On his journey to the West, Peter had visited Louis XIV's splendid new palace of Versailles. Like the Sun King, Peter invited the best European architects and artisans to design and build the palaces for his new city. Peter even planned the city's parks and boulevards himself, modeling them on those he had seen at Versailles.

Expanding to the East

Peter also expanded the Russian empire eastward toward the Pacific. Russian traders and raiders also crossed the plains and rivers of Siberia. Under Peter, Russia signed a treaty with China that recognized Russia's claim to lands north of China and defined the common border of the two empires.

In the early 1700s, Peter hired the Danish navigator Vitus Bering to explore what became known as the Bering Strait between Siberia and Alaska. After Peter's death, Russian traders built outposts in Alaska and northern California. Few Russians moved east of the Ural Mountains at this time, but the expansion made Russia the largest country in the world. It still is today, nearly 300 years later.

Painting of men in winter attire standing in the snow near a body of water with vessels; people in the background engaged in ship building activities.

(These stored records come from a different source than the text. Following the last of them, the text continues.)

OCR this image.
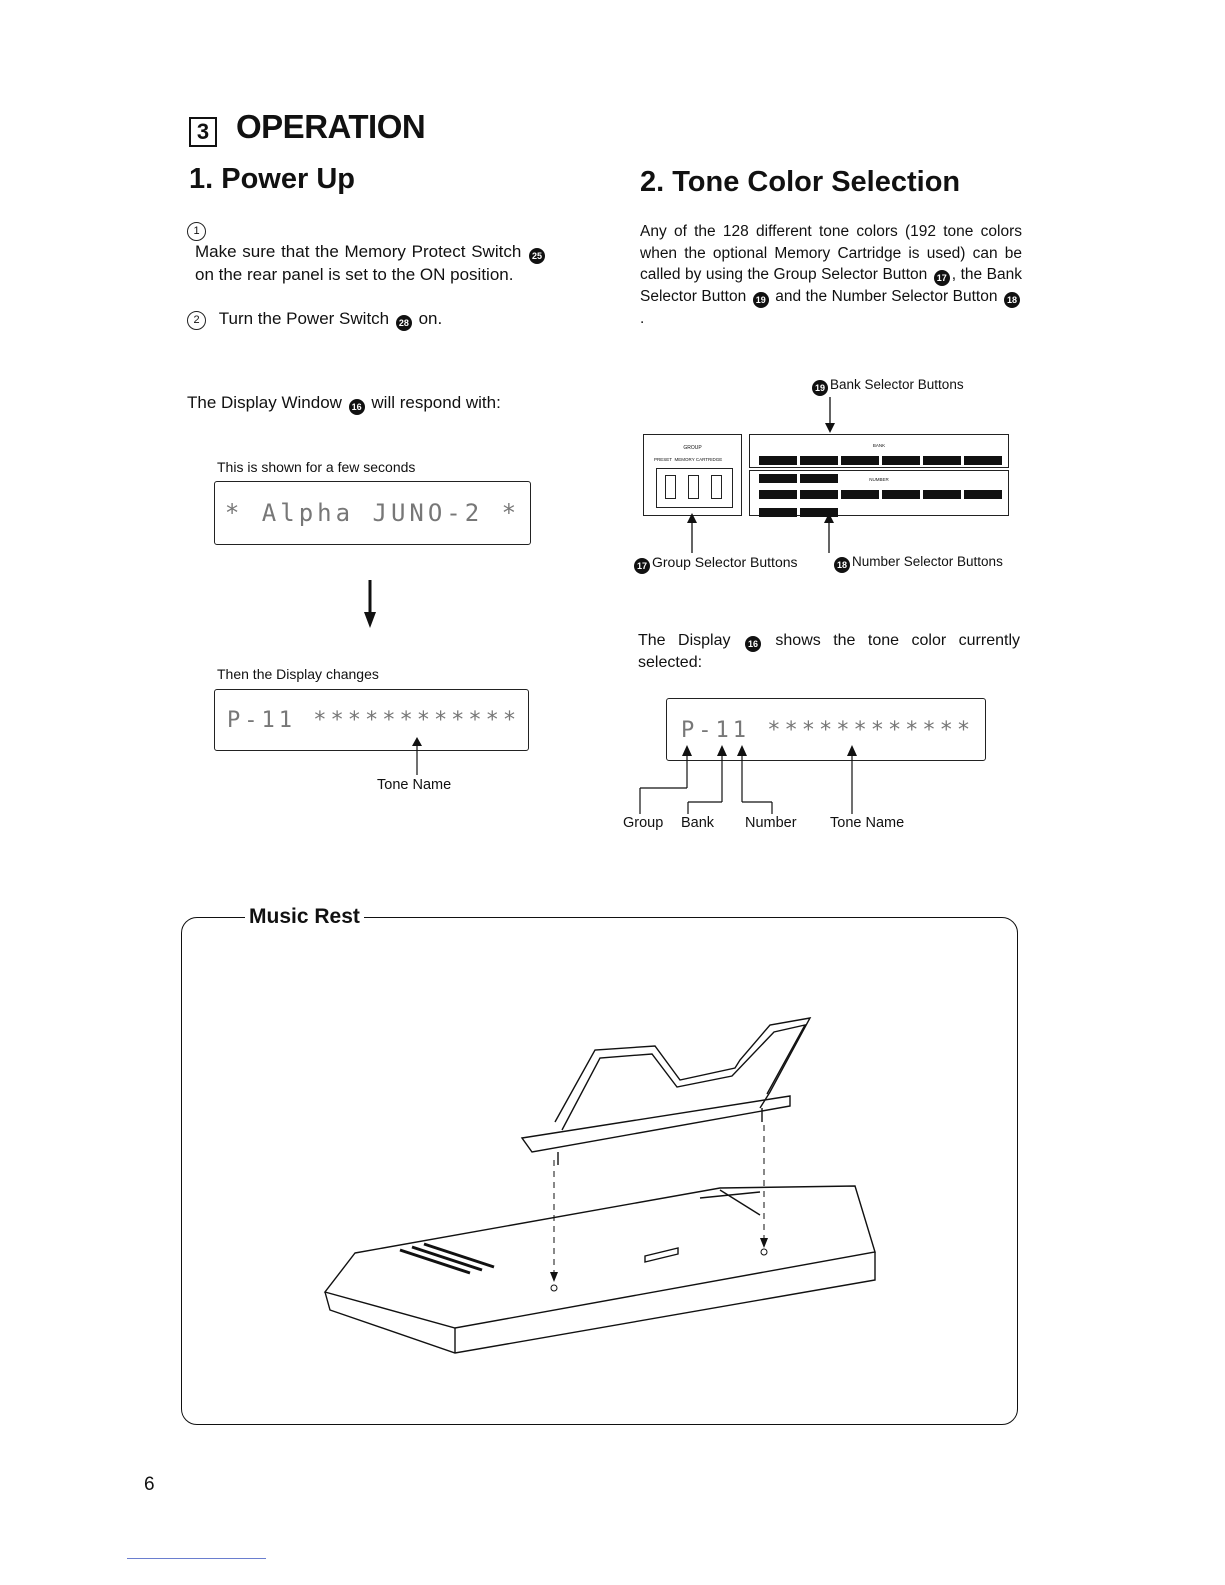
3 OPERATION
1. Power Up
1 Make sure that the Memory Protect Switch 25 on the rear panel is set to the ON position.
2 Turn the Power Switch 28 on.
The Display Window 16 will respond with:
This is shown for a few seconds
* Alpha JUNO-2 *
Then the Display changes
P-11 ************
Tone Name
2. Tone Color Selection
Any of the 128 different tone colors (192 tone colors when the optional Memory Cartridge is used) can be called by using the Group Selector Button 17 , the Bank Selector Button 19 and the Number Selector Button 18.
19 Bank Selector Buttons
GROUP
PRESET MEMORY CARTRIDGE
BANK
NUMBER
17 Group Selector Buttons	18 Number Selector Buttons
The Display 16 shows the tone color currently selected:
P-11 ************
Group Bank Number Tone Name
Music Rest
6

The Bering expedition brought the Russians to the west coast of North America.

A Mixed Legacy

When Peter died in 1725, he left a mixed legacy. He had expanded Russian territory, gained ports on the Baltic Sea, and created a mighty army. He had also ended Russia's long period of isolation. From the 1700s on, Russia would be increasingly involved in the affairs of Western Europe. Yet many of Peter's ambitious reforms died with him. Nobles, for example, soon ignored his policy of service to the state.

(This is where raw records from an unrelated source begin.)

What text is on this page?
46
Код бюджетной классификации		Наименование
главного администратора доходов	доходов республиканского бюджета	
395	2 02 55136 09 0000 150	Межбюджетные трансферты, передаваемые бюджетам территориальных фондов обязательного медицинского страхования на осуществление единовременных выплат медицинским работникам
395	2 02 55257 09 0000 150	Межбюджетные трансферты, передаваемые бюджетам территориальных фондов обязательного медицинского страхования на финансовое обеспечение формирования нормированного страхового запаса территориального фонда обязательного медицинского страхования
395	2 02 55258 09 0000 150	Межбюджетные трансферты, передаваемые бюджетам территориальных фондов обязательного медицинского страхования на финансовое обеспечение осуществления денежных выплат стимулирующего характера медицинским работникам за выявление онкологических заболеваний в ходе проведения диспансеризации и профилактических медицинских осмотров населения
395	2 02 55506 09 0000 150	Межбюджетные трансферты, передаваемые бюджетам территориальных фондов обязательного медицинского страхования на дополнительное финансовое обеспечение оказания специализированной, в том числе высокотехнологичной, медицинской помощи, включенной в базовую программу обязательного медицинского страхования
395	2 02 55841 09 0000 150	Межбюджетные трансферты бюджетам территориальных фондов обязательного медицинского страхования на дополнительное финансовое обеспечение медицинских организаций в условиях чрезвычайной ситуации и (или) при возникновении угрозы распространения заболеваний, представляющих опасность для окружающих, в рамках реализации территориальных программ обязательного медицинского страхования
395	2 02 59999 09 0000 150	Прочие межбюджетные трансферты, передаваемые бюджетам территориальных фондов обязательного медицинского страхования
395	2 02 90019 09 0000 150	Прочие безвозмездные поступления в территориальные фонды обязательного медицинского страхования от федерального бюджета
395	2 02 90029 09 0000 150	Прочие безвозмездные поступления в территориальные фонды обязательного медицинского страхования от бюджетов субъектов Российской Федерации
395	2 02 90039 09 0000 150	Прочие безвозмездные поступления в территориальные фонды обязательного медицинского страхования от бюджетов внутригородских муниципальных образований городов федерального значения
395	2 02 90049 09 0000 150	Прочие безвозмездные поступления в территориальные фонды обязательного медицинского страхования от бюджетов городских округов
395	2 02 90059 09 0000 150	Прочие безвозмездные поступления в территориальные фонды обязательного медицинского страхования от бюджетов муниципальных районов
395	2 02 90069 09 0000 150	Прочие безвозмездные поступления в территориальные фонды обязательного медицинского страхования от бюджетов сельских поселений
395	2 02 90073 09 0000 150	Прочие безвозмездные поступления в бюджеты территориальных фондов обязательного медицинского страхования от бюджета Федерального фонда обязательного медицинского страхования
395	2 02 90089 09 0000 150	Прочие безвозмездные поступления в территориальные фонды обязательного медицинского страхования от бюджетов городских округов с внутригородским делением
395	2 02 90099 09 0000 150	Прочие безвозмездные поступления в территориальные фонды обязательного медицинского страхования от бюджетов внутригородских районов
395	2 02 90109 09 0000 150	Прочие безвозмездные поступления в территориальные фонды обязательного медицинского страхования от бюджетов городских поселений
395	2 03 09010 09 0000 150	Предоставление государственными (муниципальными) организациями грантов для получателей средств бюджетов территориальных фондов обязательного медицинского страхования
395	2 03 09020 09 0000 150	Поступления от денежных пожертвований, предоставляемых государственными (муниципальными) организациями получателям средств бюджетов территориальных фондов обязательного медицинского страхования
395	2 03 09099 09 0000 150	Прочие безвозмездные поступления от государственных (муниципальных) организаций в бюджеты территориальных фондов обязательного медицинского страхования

Like earlier tsars, Peter the Great had used terror to enforce his absolute power. His policies contributed to the growth of serfdom, which served only to widen the gap between Russia and the West that Peter had sought to narrow.

Catherine the Great

Peter's successors in the Romanov dynasty were ineffective rulers. Russian nobles quickly reasserted their independence. Then a new monarch took the reins of power firmly in hand. She became known to history as Catherine the Great.

A German Princess Becomes Tsar

A German princess by birth, Catherine came to Russia at the age of 15 to wed the heir to the Russian throne. She learned Russian, embraced the Russian Orthodox faith, and won the loyalty of the people.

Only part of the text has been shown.